A new National Association of Insurance Commissioners working group has started work on health care affordability. The goal is practical.
Deliver policy options states can use to slow rising costs and premiums. Regulators want output by the end of the year, not a drawn-out process.
The Health Care Affordability and Mitigation Working Group held its first meeting last week. Members outlined a tight 2026 schedule.
The focus stays on identifying cost drivers and translating them into policy responses. Not theory. Actionable steps, according to participants.
Kate Harris, chief deputy commissioner at the Colorado Division of Insurance, leads the group. She pushed the discussion toward solutions rather than repeating known problems.
Regulators already understand pressure points in the system. The gap sits in execution, what works, where, and under which constraints.
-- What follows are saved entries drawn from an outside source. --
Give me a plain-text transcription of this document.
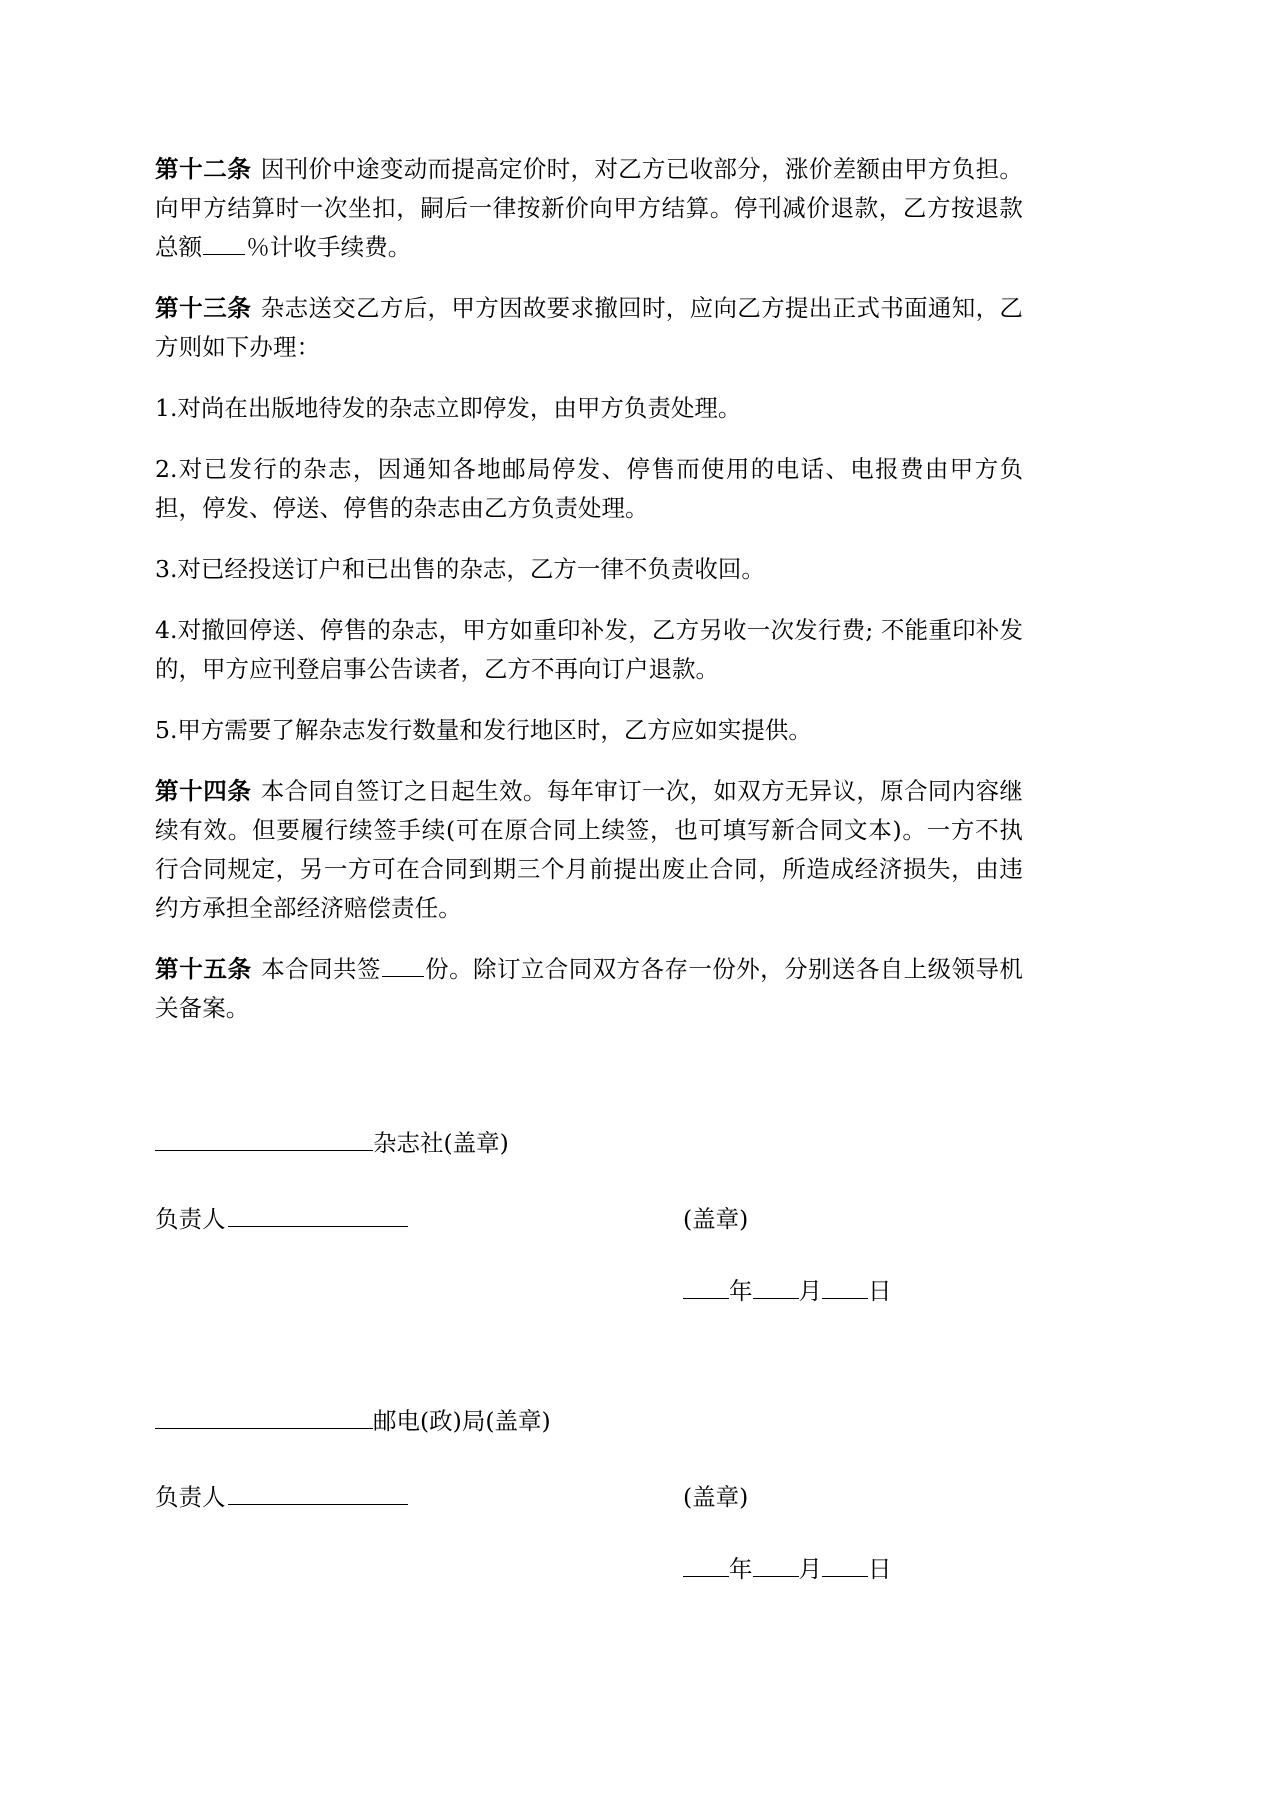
第十二条 因刊价中途变动而提高定价时，对乙方已收部分，涨价差额由甲方负担。向甲方结算时一次坐扣，嗣后一律按新价向甲方结算。停刊减价退款，乙方按退款总额 ％计收手续费。

第十三条 杂志送交乙方后，甲方因故要求撤回时，应向乙方提出正式书面通知，乙方则如下办理：

1.对尚在出版地待发的杂志立即停发，由甲方负责处理。

2.对已发行的杂志，因通知各地邮局停发、停售而使用的电话、电报费由甲方负担，停发、停送、停售的杂志由乙方负责处理。

3.对已经投送订户和已出售的杂志，乙方一律不负责收回。

4.对撤回停送、停售的杂志，甲方如重印补发，乙方另收一次发行费; 不能重印补发的，甲方应刊登启事公告读者，乙方不再向订户退款。

5.甲方需要了解杂志发行数量和发行地区时，乙方应如实提供。

第十四条 本合同自签订之日起生效。每年审订一次，如双方无异议，原合同内容继续有效。但要履行续签手续(可在原合同上续签，也可填写新合同文本)。一方不执行合同规定，另一方可在合同到期三个月前提出废止合同，所造成经济损失，由违约方承担全部经济赔偿责任。

第十五条 本合同共签 份。除订立合同双方各存一份外，分别送各自上级领导机关备案。

杂志社(盖章)
负责人	(盖章)
年 月 日
邮电(政)局(盖章)
负责人	(盖章)
年 月 日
The group plans to examine core cost drivers. Hospital pricing sits high on the list. Prescription drug spending continues to climb. Benefit design also shapes how costs flow into premiums. Each factor feeds directly into insurance pricing structures.
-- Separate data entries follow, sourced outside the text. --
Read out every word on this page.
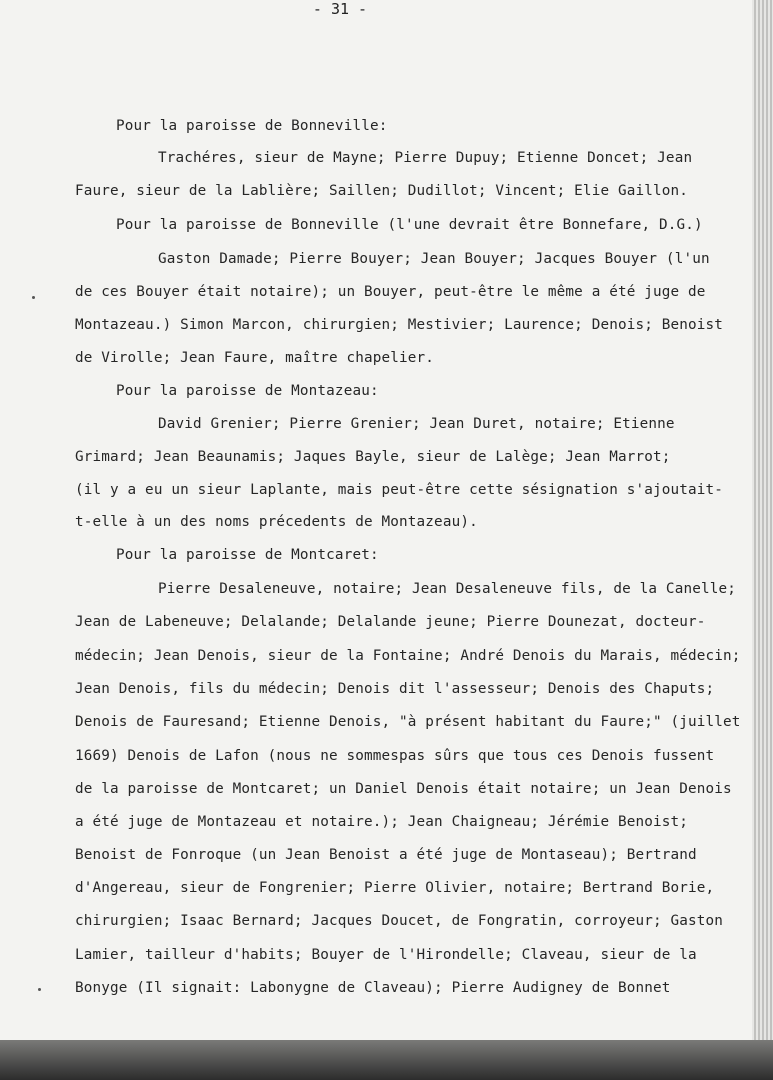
- 31 -
Pour la paroisse de Bonneville:
Trachéres, sieur de Mayne; Pierre Dupuy; Etienne Doncet; Jean
Faure, sieur de la Lablière; Saillen; Dudillot; Vincent; Elie Gaillon.
Pour la paroisse de Bonneville (l'une devrait être Bonnefare, D.G.)
Gaston Damade; Pierre Bouyer; Jean Bouyer; Jacques Bouyer (l'un
de ces Bouyer était notaire); un Bouyer, peut-être le même a été juge de
Montazeau.) Simon Marcon, chirurgien; Mestivier; Laurence; Denois; Benoist
de Virolle; Jean Faure, maître chapelier.
Pour la paroisse de Montazeau:
David Grenier; Pierre Grenier; Jean Duret, notaire; Etienne
Grimard; Jean Beaunamis; Jaques Bayle, sieur de Lalège; Jean Marrot;
(il y a eu un sieur Laplante, mais peut-être cette sésignation s'ajoutait-
t-elle à un des noms précedents de Montazeau).
Pour la paroisse de Montcaret:
Pierre Desaleneuve, notaire; Jean Desaleneuve fils, de la Canelle;
Jean de Labeneuve; Delalande; Delalande jeune; Pierre Dounezat, docteur-
médecin; Jean Denois, sieur de la Fontaine; André Denois du Marais, médecin;
Jean Denois, fils du médecin; Denois dit l'assesseur; Denois des Chaputs;
Denois de Fauresand; Etienne Denois, "à présent habitant du Faure;" (juillet
1669) Denois de Lafon (nous ne sommespas sûrs que tous ces Denois fussent
de la paroisse de Montcaret; un Daniel Denois était notaire; un Jean Denois
a été juge de Montazeau et notaire.); Jean Chaigneau; Jérémie Benoist;
Benoist de Fonroque (un Jean Benoist a été juge de Montaseau); Bertrand
d'Angereau, sieur de Fongrenier; Pierre Olivier, notaire; Bertrand Borie,
chirurgien; Isaac Bernard; Jacques Doucet, de Fongratin, corroyeur; Gaston
Lamier, tailleur d'habits; Bouyer de l'Hirondelle; Claveau, sieur de la
Bonyge (Il signait: Labonygne de Claveau); Pierre Audigney de Bonnet
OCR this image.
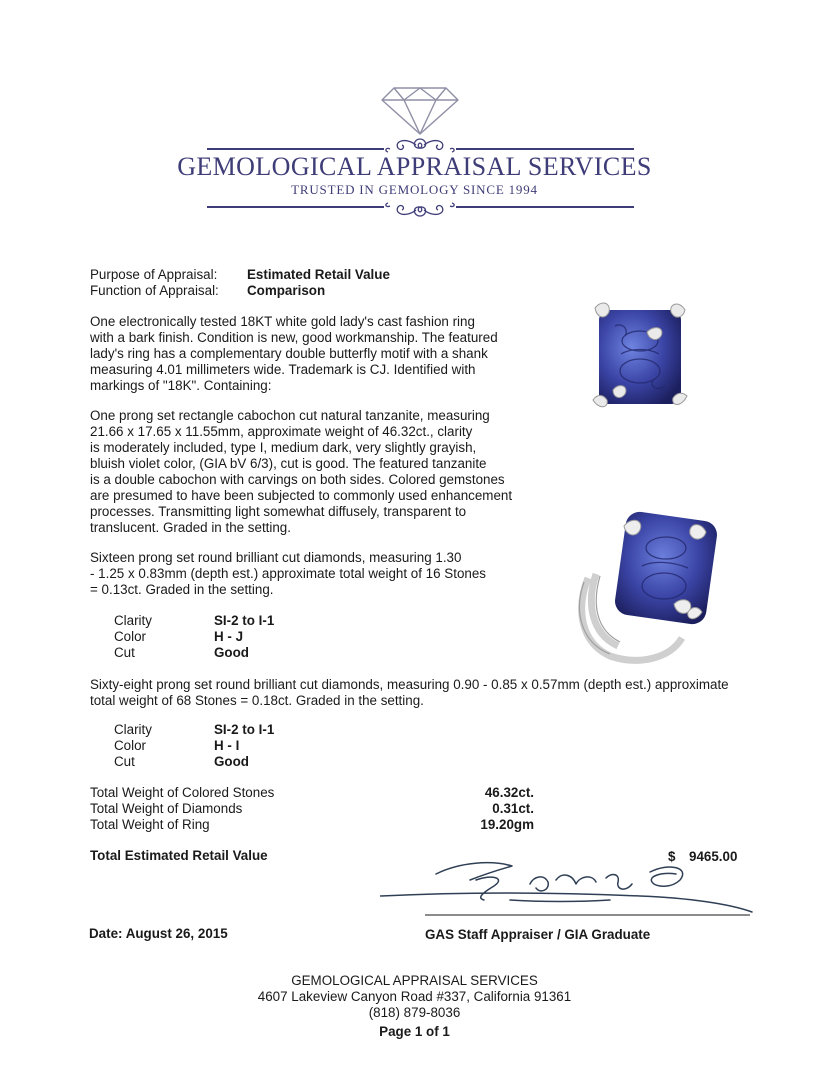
GEMOLOGICAL APPRAISAL SERVICES
TRUSTED IN GEMOLOGY SINCE 1994
Purpose of Appraisal: Estimated Retail Value
Function of Appraisal: Comparison
One electronically tested 18KT white gold lady's cast fashion ring
with a bark finish. Condition is new, good workmanship. The featured
lady's ring has a complementary double butterfly motif with a shank
measuring 4.01 millimeters wide. Trademark is CJ. Identified with
markings of "18K". Containing:
One prong set rectangle cabochon cut natural tanzanite, measuring
21.66 x 17.65 x 11.55mm, approximate weight of 46.32ct., clarity
is moderately included, type I, medium dark, very slightly grayish,
bluish violet color, (GIA bV 6/3), cut is good. The featured tanzanite
is a double cabochon with carvings on both sides. Colored gemstones
are presumed to have been subjected to commonly used enhancement
processes. Transmitting light somewhat diffusely, transparent to
translucent. Graded in the setting.
Sixteen prong set round brilliant cut diamonds, measuring 1.30
- 1.25 x 0.83mm (depth est.) approximate total weight of 16 Stones
= 0.13ct. Graded in the setting.
Clarity	SI-2 to I-1
Color	H - J
Cut	Good
Sixty-eight prong set round brilliant cut diamonds, measuring 0.90 - 0.85 x 0.57mm (depth est.) approximate
total weight of 68 Stones = 0.18ct. Graded in the setting.
Clarity	SI-2 to I-1
Color	H - I
Cut	Good
Total Weight of Colored Stones	46.32ct.
Total Weight of Diamonds	0.31ct.
Total Weight of Ring	19.20gm
Total Estimated Retail Value	$ 9465.00
Date: August 26, 2015	GAS Staff Appraiser / GIA Graduate
GEMOLOGICAL APPRAISAL SERVICES
4607 Lakeview Canyon Road #337, California 91361
(818) 879-8036
Page 1 of 1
Instead of producing a long report, the group leans toward shorter policy briefs. Each would focus on a specific tool or reform. The format aims to help state policymakers move faster.
The group will rely heavily on state-level experience. Ideas tested in one state could scale elsewhere, though not always cleanly.
Colorado’s state-run program will likely enter the discussion. The Colorado Option requires insurers to offer standardized plans in individual and small group markets.
Private insurers still administer those plans. Anthem and Kaiser Permanente participate. The model blends regulation with private delivery, though results vary depending on pricing controls.
Health care costs continue to rise at their fastest pace in more than 15 years. Several forces drive that trend. Medical innovation brings higher prices. Federal policy changes add pressure across coverage markets.
Prescription drug spending takes a larger share of total costs. It moved from around 22% to above 25%, according to regulators. That shift alone reshapes premium calculations.
The group may pull from existing NAIC research on pharmaceutical pricing.
Hospital pricing drew sharper comments. Nebraska questioned underlying cost structures. NAIC pointed to continued expansion projects despite reported margin pressure. The gap between reported costs and billed charges remains unclear in many cases.
Facility fees add another layer. Those charges push patients away from care. Patients delay visits or skip treatment. They shift, often worsening outcomes and future spending.
The group set a compressed timeline. An outline is expected by late April. Feedback follows in May. Drafting begins over the summer. A preliminary version could appear by late summer or early fall. Final delivery targets the NAIC winter meeting.
Industry groups plan to participate. AHIP signaled it will contribute research and policy proposals. According to Beinsure analysts, collaboration between regulators and industry tends to shape final recommendations, though alignment rarely comes easy.